Six Months and Now What
Writing not so much because of the timing, but to break out of doldrums hopefully… However, coincidence or not, 6 months ago today it was.
One week into 2009, I’m finding it to be not very fine. That’s an overstatement, but it rhymed. November & December are extremely busy at my work. Throw in the holidays and my worrying about how all that would go, some football, and it made for relatively quick days and weeks. And our Christmas went very well, as I mentioned before (and provided video proof).
Maybe I was so consumed and consumered with making sure we had a good Christmas, or that I was at least prepared if things were rough, that I didn’t give any thought at all to what the New Year would be like. Or maybe it’s just natural as things slow down to also feel a little more down. I’m typically bored in January anyway. Or maybe it’s just there’s nothing really that I’m looking forward to until I’m not sure when. Jack’s birthday in June, I guess.
Whatever the reason, combination of all of it probably, I’m finding the routine of returning to normal not so fun. Guess the first week back to school for everyone is a bit like that too, as the time of sleeping in and doing whatever is hard to leave. It will improve.
Random bits:
- I’m going to eventually have to cook. It’s not even the fact that I don’t really ever have much interest in cooking that’s holding me back. More that it seems the final straw toward accepting what’s going on, which I don’t really want to do.

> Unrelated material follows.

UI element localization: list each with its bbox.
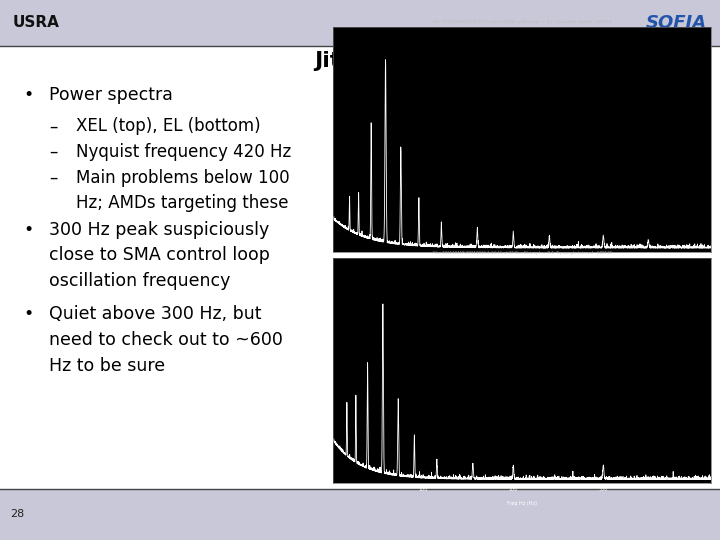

- I’m going to eventually have to figure out what to do with my wedding ring. Even if I quit wearing it, what do I do with it then? I have a safe deposit box, but what would I be saving it for? I wish I’d have thought of placing it with Sarah, but doubt I would have done it at the time. That’s where I wish it was now though.
- Sort of connected, I’m thankful for the things that did get placed with Sarah… all of them, but especially the scarf with the kids’ pictures and the camera. And the people that made all of that happen, including the clothing and hair. I tried to think of every detail possible for the party (services), but missed everything on that. I knew they had her taken care of, but just never could manage the time to come up with things I’d have liked her to have. Am glad others did.
- I wish I could remember more of her services. My mom asked if I had any interest in videoing it, both for me and the kids. She didn’t think I would, I didn’t, and I still think I’m glad we didn’t, but I still wish I could remember more about it… who all was there, people I spoke to, what was said, and what I said.
- I’m relatively close to having her memorial stone finalized. Made significant progress on remaining details while I was in San Antonio. I have, though, encountered a snag with the cemetery. I’m fairly confident we’ll find a way past that, though, if for no other reason than I’ll be obnoxious and belligerent if it truly becomes a problem.
- Despite repeatedly telling myself I don’t need a new car, I keep looking at new cars. Continuation of my regression to a teenager where buying junk will make me feel better is a rationalization for purchase. Sarah & I had said we were going to buy a hybrid next. Luckily, regression hasn’t made me blind to how much those damned things cost.
- It seems we’re going to finally have direct deposit at work. Holy 1990s.